Advogados e consultores podem parar no banco do réus devido à alucinações da inteligência artificial

A inteligência artificial tem sido uma importante aliada nas mais diversas áreas da economia. E não é diferente quando se fala do setor jurídico. Segundo dados do CNJ (Conselho Nacional de Justiça), 45,8% dos tribunais e conselhos em todo o país afirmam utilizar uso de ferramentas de IA Generativa no dia a dia do Poder Judiciário brasileiro.em suas operações.

No início deste ano, inclusive, o CNJ aprovou as novas regras para o uso de tecnologias de inteligência artificial pelo Poder Judiciário, incluindo a previsão de que minutas de decisões judiciais possam ser escritas por meio de ferramentas de IA generativa. Uma vez escritas, tais minutas devem receber “interpretação, verificação e revisão por parte do magistrado”, segundo a resolução. 

Ainda que a redação possa ser gerada artificialmente, o juiz à frente do processo “permanecerá integralmente responsável pelas decisões tomadas e pelas informações nelas contidas”. 

“É importante destacar que ninguém vai ser julgado por robô”, garante o conselheiro Luiz Fernando Bandeira de Mello, que supervisionou a produção da norma, à época da divulgação.

Se por um lado a IA pode contribuir para agilizar os processos, por outro, ela deve ser usada com cautela e sempre com a supervisão profissional. No entanto, nem sempre é isso que acontece.

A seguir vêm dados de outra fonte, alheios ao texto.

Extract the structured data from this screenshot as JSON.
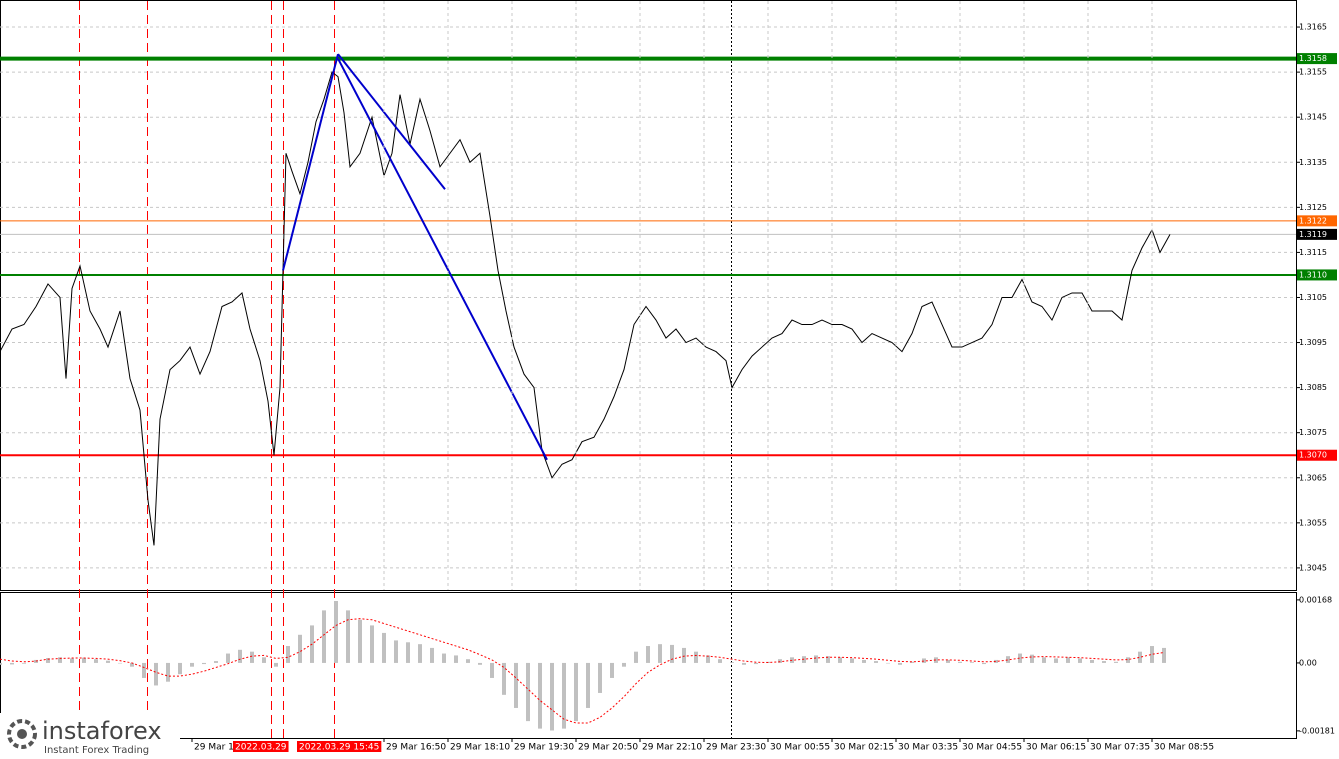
{
  "chart_data": [
    {
      "type": "line",
      "x": [
        0,
        3,
        6,
        9,
        12,
        15,
        16.5,
        18,
        20,
        22.5,
        25,
        27,
        30,
        32.5,
        35,
        37,
        38.5,
        40,
        42.5,
        45,
        47.5,
        50,
        52.5,
        55.5,
        58,
        60.5,
        62.5,
        65,
        67,
        68.5,
        70,
        71.5,
        73,
        75,
        77,
        79,
        81,
        83,
        84.5,
        86,
        87.5,
        90,
        93,
        96,
        98,
        100,
        102.5,
        105,
        107.5,
        110,
        112.5,
        115,
        117.5,
        120,
        122.5,
        124.5,
        126.5,
        128.5,
        131,
        133.5,
        135.5,
        138,
        140.5,
        143,
        145.5,
        148.5,
        151,
        153.5,
        156,
        158.5,
        161.5,
        164,
        166.5,
        169,
        171.5,
        174,
        176.5,
        179,
        181.5,
        183,
        185.5,
        188,
        190.5,
        193,
        195.5,
        198,
        200.5,
        203,
        205.5,
        208,
        210.5,
        213,
        215.5,
        218,
        220.5,
        223,
        225.5,
        228,
        230.5,
        233,
        235.5,
        238,
        240.5,
        243,
        245.5,
        248,
        250.5,
        253,
        255.5,
        258,
        260.5,
        263,
        265.5,
        268,
        270.5,
        273,
        275.5,
        278,
        280.5,
        283,
        285.5,
        288,
        290,
        292.5
      ],
      "values": [
        1.3093,
        1.3098,
        1.3099,
        1.3103,
        1.3108,
        1.3105,
        1.3087,
        1.3107,
        1.3112,
        1.3102,
        1.3098,
        1.3094,
        1.3102,
        1.3087,
        1.308,
        1.306,
        1.305,
        1.3078,
        1.3089,
        1.3091,
        1.3094,
        1.3088,
        1.3093,
        1.3103,
        1.3104,
        1.3106,
        1.3098,
        1.3091,
        1.3082,
        1.307,
        1.3085,
        1.3137,
        1.3133,
        1.3128,
        1.3135,
        1.3144,
        1.3149,
        1.3155,
        1.3154,
        1.3146,
        1.3134,
        1.3137,
        1.3145,
        1.3132,
        1.3137,
        1.315,
        1.3139,
        1.3149,
        1.3142,
        1.3134,
        1.3137,
        1.314,
        1.3135,
        1.3137,
        1.3123,
        1.3111,
        1.3102,
        1.3094,
        1.3088,
        1.3085,
        1.3071,
        1.3065,
        1.3068,
        1.3069,
        1.3073,
        1.3074,
        1.3078,
        1.3083,
        1.3089,
        1.3099,
        1.3103,
        1.31,
        1.3096,
        1.3098,
        1.3095,
        1.3096,
        1.3094,
        1.3093,
        1.3091,
        1.3085,
        1.3089,
        1.3092,
        1.3094,
        1.3096,
        1.3097,
        1.31,
        1.3099,
        1.3099,
        1.31,
        1.3099,
        1.3099,
        1.3098,
        1.3095,
        1.3097,
        1.3096,
        1.3095,
        1.3093,
        1.3097,
        1.3103,
        1.3104,
        1.3099,
        1.3094,
        1.3094,
        1.3095,
        1.3096,
        1.3099,
        1.3105,
        1.3105,
        1.3109,
        1.3104,
        1.3103,
        1.31,
        1.3105,
        1.3106,
        1.3106,
        1.3102,
        1.3102,
        1.3102,
        1.31,
        1.3111,
        1.3116,
        1.312,
        1.3115,
        1.3119
      ],
      "color": "#000000",
      "xlim": [
        0,
        324
      ],
      "ylim": [
        1.30401,
        1.3171
      ],
      "yticks": [
        1.3165,
        1.3155,
        1.3145,
        1.3135,
        1.3125,
        1.3115,
        1.3105,
        1.3095,
        1.3085,
        1.3075,
        1.3065,
        1.3055,
        1.3045
      ],
      "grid": true,
      "levels": [
        {
          "value": 1.3158,
          "color": "#008000",
          "weight": "heavy"
        },
        {
          "value": 1.3122,
          "color": "#ff6600",
          "weight": "light"
        },
        {
          "value": 1.3119,
          "color": "#c0c0c0",
          "label_color": "#000000",
          "weight": "light"
        },
        {
          "value": 1.311,
          "label": "1.3110",
          "color": "#008000",
          "weight": "medium"
        },
        {
          "value": 1.307,
          "label": "1.3070",
          "color": "#ff0000",
          "weight": "medium"
        }
      ],
      "vlines": [
        {
          "x": 19.75,
          "color": "#ff0000",
          "style": "dashed"
        },
        {
          "x": 36.75,
          "color": "#ff0000",
          "style": "dashed"
        },
        {
          "x": 67.75,
          "color": "#ff0000",
          "style": "dashed"
        },
        {
          "x": 70.75,
          "color": "#ff0000",
          "style": "dashed"
        },
        {
          "x": 83.5,
          "color": "#ff0000",
          "style": "dashed"
        },
        {
          "x": 182.75,
          "color": "#000000",
          "style": "dotted"
        }
      ],
      "trendlines": [
        {
          "x": [
            70.75,
            84.5
          ],
          "y": [
            1.3111,
            1.3159
          ]
        },
        {
          "x": [
            84.5,
            111.25
          ],
          "y": [
            1.3159,
            1.3129
          ]
        },
        {
          "x": [
            84.5,
            136.75
          ],
          "y": [
            1.3158,
            1.3069
          ]
        }
      ],
      "trend_color": "#0000cc"
    },
    {
      "type": "macd",
      "x": [
        0,
        3,
        6,
        9,
        12,
        15,
        18,
        21,
        24,
        27,
        30,
        33,
        36,
        39,
        42,
        45,
        48,
        51,
        54,
        57,
        60,
        63,
        66,
        69,
        72,
        75,
        78,
        81,
        84,
        87,
        90,
        93,
        96,
        99,
        102,
        105,
        108,
        111,
        114,
        117,
        120,
        123,
        126,
        129,
        132,
        135,
        138,
        141,
        144,
        147,
        150,
        153,
        156,
        159,
        162,
        165,
        168,
        171,
        174,
        177,
        180,
        183,
        186,
        189,
        192,
        195,
        198,
        201,
        204,
        207,
        210,
        213,
        216,
        219,
        222,
        225,
        228,
        231,
        234,
        237,
        240,
        243,
        246,
        249,
        252,
        255,
        258,
        261,
        264,
        267,
        270,
        273,
        276,
        279,
        282,
        285,
        288,
        291
      ],
      "histogram": {
        "color": "#c0c0c0",
        "values": [
          -5e-05,
          -4e-05,
          -2e-05,
          8e-05,
          0.00013,
          0.00015,
          0.00012,
          0.00014,
          0.0001,
          6e-05,
          0.0,
          -0.0001,
          -0.0004,
          -0.0006,
          -0.0005,
          -0.0003,
          -0.0001,
          -3e-05,
          5e-05,
          0.00025,
          0.00035,
          0.0003,
          0.00015,
          -0.0001,
          0.00045,
          0.00075,
          0.001,
          0.0014,
          0.00165,
          0.0014,
          0.00115,
          0.001,
          0.0008,
          0.0006,
          0.00055,
          0.0005,
          0.0004,
          0.00025,
          0.0002,
          0.0001,
          -5e-05,
          -0.0004,
          -0.00085,
          -0.0012,
          -0.00155,
          -0.00175,
          -0.0018,
          -0.00175,
          -0.00155,
          -0.0012,
          -0.0008,
          -0.0004,
          -0.0001,
          0.0003,
          0.00045,
          0.0005,
          0.00048,
          0.0004,
          0.0003,
          0.0002,
          0.0001,
          2e-05,
          -5e-05,
          -3e-05,
          3e-05,
          0.0001,
          0.00015,
          0.00018,
          0.0002,
          0.00018,
          0.00015,
          0.00012,
          8e-05,
          5e-05,
          0.0,
          -5e-05,
          3e-05,
          0.00012,
          0.00015,
          8e-05,
          3e-05,
          2e-05,
          -3e-05,
          8e-05,
          0.00018,
          0.00025,
          0.00022,
          0.00015,
          0.00012,
          0.00015,
          0.00012,
          8e-05,
          5e-05,
          3e-05,
          0.00015,
          0.0003,
          0.00045,
          0.0004
        ]
      },
      "signal": {
        "color": "#ff0000",
        "values": [
          0.0001,
          5e-05,
          3e-05,
          5e-05,
          0.0001,
          0.00012,
          0.00013,
          0.00013,
          0.00012,
          0.0001,
          6e-05,
          0.0,
          -0.00012,
          -0.00025,
          -0.00035,
          -0.00035,
          -0.0003,
          -0.00022,
          -0.00012,
          -2e-05,
          0.0001,
          0.00018,
          0.0002,
          0.00012,
          0.00015,
          0.0003,
          0.0005,
          0.00075,
          0.001,
          0.00115,
          0.00118,
          0.00115,
          0.00105,
          0.00095,
          0.00085,
          0.00075,
          0.00065,
          0.00055,
          0.00045,
          0.00035,
          0.00022,
          8e-05,
          -0.00012,
          -0.0004,
          -0.0007,
          -0.001,
          -0.00125,
          -0.0015,
          -0.0016,
          -0.0016,
          -0.00145,
          -0.0012,
          -0.0009,
          -0.00055,
          -0.00025,
          -5e-05,
          0.0001,
          0.00018,
          0.0002,
          0.00018,
          0.00015,
          0.0001,
          5e-05,
          2e-05,
          1e-05,
          3e-05,
          7e-05,
          0.0001,
          0.00013,
          0.00015,
          0.00015,
          0.00014,
          0.00012,
          0.0001,
          7e-05,
          4e-05,
          3e-05,
          5e-05,
          8e-05,
          8e-05,
          7e-05,
          5e-05,
          3e-05,
          4e-05,
          8e-05,
          0.00013,
          0.00016,
          0.00017,
          0.00016,
          0.00015,
          0.00014,
          0.00012,
          0.0001,
          8e-05,
          9e-05,
          0.00015,
          0.00023,
          0.00028
        ]
      },
      "xlim": [
        0,
        324
      ],
      "ylim": [
        -0.002,
        0.00189
      ],
      "yticks": [
        0.00168,
        {
          "value": 0,
          "label": "0.00"
        },
        -0.00181
      ],
      "xticks": [
        {
          "value": 48,
          "label": "29 Mar 1"
        },
        {
          "value": 96,
          "label": "29 Mar 16:50"
        },
        {
          "value": 112,
          "label": "29 Mar 18:10"
        },
        {
          "value": 128,
          "label": "29 Mar 19:30"
        },
        {
          "value": 144,
          "label": "29 Mar 20:50"
        },
        {
          "value": 160,
          "label": "29 Mar 22:10"
        },
        {
          "value": 176,
          "label": "29 Mar 23:30"
        },
        {
          "value": 192,
          "label": "30 Mar 00:55"
        },
        {
          "value": 208,
          "label": "30 Mar 02:15"
        },
        {
          "value": 224,
          "label": "30 Mar 03:35"
        },
        {
          "value": 240,
          "label": "30 Mar 04:55"
        },
        {
          "value": 256,
          "label": "30 Mar 06:15"
        },
        {
          "value": 272,
          "label": "30 Mar 07:35"
        },
        {
          "value": 288,
          "label": "30 Mar 08:55"
        }
      ],
      "highlighted_labels": [
        {
          "value": 58.25,
          "label": "2022.03.29"
        },
        {
          "value": 74.25,
          "label": "2022.03.29 15:45"
        }
      ]
    }
  ],
  "branding": {
    "name": "instaforex",
    "tagline": "Instant Forex Trading"
  }
}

Nesta segunda-feira (27), Os julgadores da Nona Turma do TRT-MG decidiram, por unanimidade, confirmar sentença do juízo da Vara do Trabalho de Araçuaí, que condenou um trabalhador por litigância de má-fé. A sanção foi aplicada após a constatação de que um texto atribuído a uma súmula do Tribunal Superior do Trabalho não correspondia à realidade, havendo indícios de que teria sido criado por inteligência artificial utilizada pelo advogado.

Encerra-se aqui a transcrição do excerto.